UPDATED: 7/18/14 4:06 pm ET
WASHINGTON -- New documents reveal General Motors redesigned faulty ignition switches without changing the part number in more than the 2.59 million small cars at the center of its recall crisis.
Some of those additional vehicles underwent an ignition switch redesign as far back as 2004, GM said in a July 16 letter to regulators that was posted online today by the National Highway Traffic Safety Administration.
In some cases, the part number wasn't changed as would be required. It's possible that the old parts remained in circulation and were used to service vehicles, GM said.
The vehicles identified in the filing are among an additional 7.6 million the company flagged on June 30 for ignition-related issues.
CEO Mary Barra, who took over in January, has been making the case that the automaker's corporate culture regarding safety has changed. Barra has been called before Congress four times this year after it was determined the company waited at least a decade to recall millions of vehicles for ignition switches that could be inadvertently shut off when jarred, cutting power to the engine and deactivating air bags.
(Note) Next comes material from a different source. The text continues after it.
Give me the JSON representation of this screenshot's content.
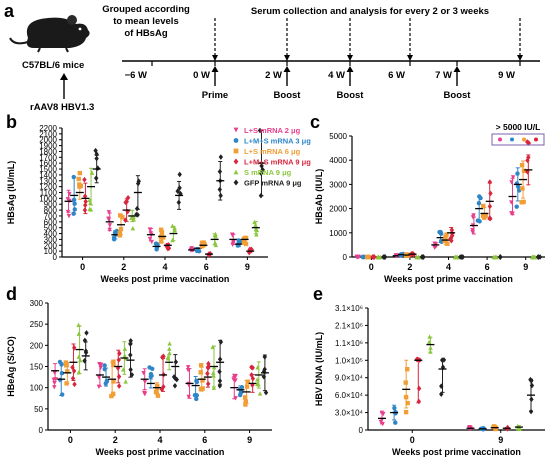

The ignition-switch recall began in February with about 2.59 million cars, including the Chevrolet Cobalt, and has since been expanded to cover at least 10 million vehicles.
As far back as 2003, GM received a complaint of a stalling Pontiac Grand Am and engineering changes were ultimately made to increase the turning force required in the ignition switch for that car, according to the letter.
Similar action was taken for some Chevrolet Malibu and Oldsmobile Alero models, the letter shows.
While the part number was changed in those cases, the old part number was designated as "use," making it possible that the faulty switch was used to fix other vehicles, GM said.
In 2004, an engineering change was made to the Pontiac Grand Prix ignition switch to be consistent with the Malibu and Alero changes. GM didn't change the Grand Prix ignition switch's part number.